George Mavrothalassitis
IMBB Group Leader (Full Professor, University of Crete)
Our long standing interest is the signal regulated transcriptional control in development and disease. Specifically the ETS genes within the RTK/ras/erk pathway in normal and tumor development. For the last several years we have explored multiple facets of the ERF transcription factor as a paradigm of signal-regulated transcriptional control.

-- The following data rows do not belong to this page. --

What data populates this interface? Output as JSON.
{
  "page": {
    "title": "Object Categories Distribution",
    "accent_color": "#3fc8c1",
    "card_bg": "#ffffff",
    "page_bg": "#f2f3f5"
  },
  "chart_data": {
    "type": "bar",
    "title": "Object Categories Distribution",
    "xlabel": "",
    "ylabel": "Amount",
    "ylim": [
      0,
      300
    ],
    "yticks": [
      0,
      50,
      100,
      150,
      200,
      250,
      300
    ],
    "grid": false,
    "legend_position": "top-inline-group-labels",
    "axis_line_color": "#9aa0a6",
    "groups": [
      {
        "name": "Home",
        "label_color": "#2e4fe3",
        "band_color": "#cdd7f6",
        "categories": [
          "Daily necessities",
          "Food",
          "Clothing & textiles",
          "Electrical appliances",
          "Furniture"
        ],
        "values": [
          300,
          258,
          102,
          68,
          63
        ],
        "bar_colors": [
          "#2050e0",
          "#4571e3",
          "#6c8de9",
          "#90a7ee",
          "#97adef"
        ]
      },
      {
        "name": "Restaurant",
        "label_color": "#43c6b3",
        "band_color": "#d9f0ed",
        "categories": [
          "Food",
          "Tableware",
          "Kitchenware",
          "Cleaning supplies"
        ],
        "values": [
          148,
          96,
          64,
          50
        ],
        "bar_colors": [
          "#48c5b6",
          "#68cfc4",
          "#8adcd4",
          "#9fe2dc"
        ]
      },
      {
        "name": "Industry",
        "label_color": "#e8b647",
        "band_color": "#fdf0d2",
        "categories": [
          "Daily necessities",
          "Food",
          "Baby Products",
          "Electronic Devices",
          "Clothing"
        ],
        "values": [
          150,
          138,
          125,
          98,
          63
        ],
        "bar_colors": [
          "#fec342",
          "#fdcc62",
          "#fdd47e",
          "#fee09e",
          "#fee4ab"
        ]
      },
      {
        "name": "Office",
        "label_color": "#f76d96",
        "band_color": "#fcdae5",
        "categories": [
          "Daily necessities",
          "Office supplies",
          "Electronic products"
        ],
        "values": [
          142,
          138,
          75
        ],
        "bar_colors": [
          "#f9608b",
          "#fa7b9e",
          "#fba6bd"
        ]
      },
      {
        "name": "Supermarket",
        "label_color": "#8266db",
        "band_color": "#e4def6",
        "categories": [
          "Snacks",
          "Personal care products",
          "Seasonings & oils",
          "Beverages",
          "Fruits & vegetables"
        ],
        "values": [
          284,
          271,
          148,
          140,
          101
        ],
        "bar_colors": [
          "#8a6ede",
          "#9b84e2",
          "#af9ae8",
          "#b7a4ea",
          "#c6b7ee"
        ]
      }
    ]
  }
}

We studied the mechanism of ERF regulation by Erks, and established that a unique protein-protein interaction determines its phosphorylation. We determined that this phosphorylation leads to its regulation as a transcription factor by dictating its sub-cellular compartmentalisation. We studied ERF function as a tumor suppressor and we established that it can repress cell proliferation via an Rb-dependent pathway while specific Erk-regulation resistent mutations can be effective against ras-induced tumorigenesis. We also showed that cat affect epithelial-to -mesenchymal-transition (EMT) via semaphoring regulation. We further studied its function in the context of the whole animal and found that the loss of Erf leads to embryonic lethality as a result of extensive proliferation and defective differentiation of the trophoblast stem cell. Recently we determined that the ERF haploinsuficiency leads to craniosynistosis in mouse and humans.
Our work led to the hypothesis that “signaling pathways also signal quantitatively their inactive state through inhibitors/repressors” which we are exploring in diverse disease related systems.